Nos encantan las bellas historias vinculadas, casi umbilicalmente, a personajes capaces de cambiar, por su propio impulso, el rumbo de un destino. Raymond Berthillon es uno de ellos. Caminar por las calle embellecidas de la Ile Saint-Louis parisina y gritar al aire el nombre de Berthillon provocará que de numerosas heladerías asomen cabezas distintas y respondan: ¿preguntaba por mí? Un apellido que simboliza la leyenda de los mejores helados en París. Con él comenzó todo.

Vengan a los años cincuenta y entren en un bistró local, La Bourgogne, apartado en esta área entre aguas, en un tiempo todavía ajeno a hordas turísticas, más un recoveco de un París que nunca se acaba. Raymond Berthillon es un veinteañero hacendoso que auxilia a su madre -acabada de enviudar- en el negocio. Apenas consiguen darle lustre, desapercibidos por completo entre la vecindad. En cambio los rumores, que siembran precedentes, se suceden en torno a ellos Pronto los cuchicheos alcanzan el entorno gastronómico de la ciudad. Dos críticos en la materia, Henri Gault y Christian Millau -ya apuntando lo que terminarían siendo: principales divulgadores de la nouvelle cuisine- entran al bistró con una expectativa a las espaldas: ¿es verdad todo eso que se dice sobre los helados de este pequeño lugar?

Gault y Millau salen sobrecogidos. Cómo demonios este hombre flemático, de cara colorada y rictus poco entusiasta, consigue bordar los helados con esta delicadeza impactante, debieron haber mascullado. Incluyen una reseña en la primera edición de su guía. “La asombrosa heladería escondida en un bistró de la Ile Saint-Louis”, escriben. La leyenda acababa de hacerse oficial. El secreto a voces recibe certificación. Los mejores helados de París son los de aquel tipo que poco a poco irá perdiendo su nombre para ser sólo un apellido: Berthillon, una marca indicativa de la calidad suprema en los helados.

Y la fama. Las colas. El éxito. Las ventas dispradas. Los sesenta crearon al personaje que, por otra parte, seguía comportándose como un heladero raso, artesano devoto de su oficio, poco dado a dejarse embaucar por la moda pasajera a pesar de que que le llamaran el Stradivari de los helados.

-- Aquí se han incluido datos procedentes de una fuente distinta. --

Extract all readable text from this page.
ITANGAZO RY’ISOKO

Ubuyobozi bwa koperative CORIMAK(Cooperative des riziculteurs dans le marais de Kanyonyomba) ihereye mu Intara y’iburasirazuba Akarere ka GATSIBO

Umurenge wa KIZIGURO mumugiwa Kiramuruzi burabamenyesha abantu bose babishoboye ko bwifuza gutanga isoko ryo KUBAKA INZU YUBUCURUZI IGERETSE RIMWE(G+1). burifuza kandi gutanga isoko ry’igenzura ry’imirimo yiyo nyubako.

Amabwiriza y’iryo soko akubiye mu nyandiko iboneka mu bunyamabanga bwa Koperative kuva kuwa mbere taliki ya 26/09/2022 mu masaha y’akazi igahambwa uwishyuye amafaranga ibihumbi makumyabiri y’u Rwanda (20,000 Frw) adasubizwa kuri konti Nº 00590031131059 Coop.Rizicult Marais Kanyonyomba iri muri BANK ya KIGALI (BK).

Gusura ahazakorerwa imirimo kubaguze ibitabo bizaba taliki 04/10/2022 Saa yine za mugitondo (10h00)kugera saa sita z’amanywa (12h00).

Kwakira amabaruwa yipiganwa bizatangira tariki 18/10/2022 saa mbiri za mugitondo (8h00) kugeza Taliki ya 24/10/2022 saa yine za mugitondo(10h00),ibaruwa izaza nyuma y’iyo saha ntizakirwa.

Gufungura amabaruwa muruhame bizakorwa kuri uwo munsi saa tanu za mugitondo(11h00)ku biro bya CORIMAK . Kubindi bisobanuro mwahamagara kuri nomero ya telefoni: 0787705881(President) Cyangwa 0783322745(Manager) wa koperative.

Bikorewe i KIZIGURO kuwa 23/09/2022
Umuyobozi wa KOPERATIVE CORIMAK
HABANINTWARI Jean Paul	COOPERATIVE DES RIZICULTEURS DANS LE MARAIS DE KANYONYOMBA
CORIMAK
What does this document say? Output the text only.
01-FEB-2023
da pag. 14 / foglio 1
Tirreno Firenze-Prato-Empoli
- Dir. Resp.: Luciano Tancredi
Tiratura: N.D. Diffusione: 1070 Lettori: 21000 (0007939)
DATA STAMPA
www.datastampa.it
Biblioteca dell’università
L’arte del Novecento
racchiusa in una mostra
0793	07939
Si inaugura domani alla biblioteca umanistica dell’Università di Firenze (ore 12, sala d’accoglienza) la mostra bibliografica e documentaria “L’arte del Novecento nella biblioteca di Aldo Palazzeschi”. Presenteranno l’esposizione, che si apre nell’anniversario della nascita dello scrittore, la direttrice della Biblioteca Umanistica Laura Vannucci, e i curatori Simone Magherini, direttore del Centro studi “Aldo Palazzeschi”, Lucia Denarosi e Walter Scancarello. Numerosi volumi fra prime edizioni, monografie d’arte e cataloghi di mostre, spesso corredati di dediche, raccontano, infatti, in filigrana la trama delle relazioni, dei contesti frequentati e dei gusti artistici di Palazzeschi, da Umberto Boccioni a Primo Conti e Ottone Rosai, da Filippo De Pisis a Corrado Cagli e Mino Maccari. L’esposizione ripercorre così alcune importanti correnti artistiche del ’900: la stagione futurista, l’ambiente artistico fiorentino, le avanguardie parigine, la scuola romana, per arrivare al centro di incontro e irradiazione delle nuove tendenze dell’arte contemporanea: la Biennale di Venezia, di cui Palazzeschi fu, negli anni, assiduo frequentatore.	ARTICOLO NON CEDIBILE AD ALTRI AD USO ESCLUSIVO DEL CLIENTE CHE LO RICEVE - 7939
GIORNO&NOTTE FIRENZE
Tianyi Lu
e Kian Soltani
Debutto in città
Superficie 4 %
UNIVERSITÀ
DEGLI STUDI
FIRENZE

Recuerdan en el libro Remembrance of Things Paris: Sixty Years of Writing from Gourmet las palabras del cocinero Escoffier definiendo la importancia de los helados porque “cuando están bien preparados son la consumación de todo lo que es delicado y bueno”. Berthillon consumaba aquella máxima en cada uno de sus helados. Fresa, vainilla, regaliz, foie gras (!), lavanda… Así hasta setenta sabores adquiriendo complejidad en el ‘laboratorio’ de un bistró que había dejado de serlo, reemplazando las habitaciones anexas para dedicarlas a un único cometido: hacer helados, helados y helados.

Se acabó (casi) el viaje en el tiempo. Berthillon es de aquellos pioneros que supo convertir un oficio, el de heladero, relegado en la jerarquía, en una tarea capital. Su método riguroso explica algunas cosas. Cada madrugada durante buena parte de su vida se levantaba alrededor de las 4.30 horas, recibía leche fresca, crema y huevos de Normandía y visitaba el mercado al por mayor de Les Halles. A partir de ahí, de los mejores productos frescos del día, elaboraba buena parte de sus sugerencias. Trataba su producto, el helado, como el mejor de los cocineros gestiona su carta. Cada helado un impacto.
Una anécdota define su personalidad mejor que cualquier torrente de palabras. Berthillon se marchaba de vacaciones el 14 de julio, Día de la Bastilla. Junto a su familia escapaba dos meses de vacaciones y no volvía a abrir hasta septiembre. Pero señor Berthillon, ¿por qué deja de vender helados cuando más calor hace en París? Su respuesta era definitiva: “No me interesan las personas que vienen con el calor, lo que me gusta es que vengan cuando nieva porque eso significa que quieren disfrutar de mis helados y no sólo refrescarse”.

En verano ya sí se puede probar un Berthillon. Su apellido es una marca extendida por más de setenta sucursales. El legado lo mantuvo su yerno Bernard y su nieto Lionel. Él murió el año pasado. Sus helados ya no guardan el aura de antaño, pero la leyenda sigue extiéndose por toda la Ile Saint-Louis. Cada que vez que se pide uno de ellos es necesario recordar al viejo Raymond y probarlo no solo como un refresco sino como una delicada delicia.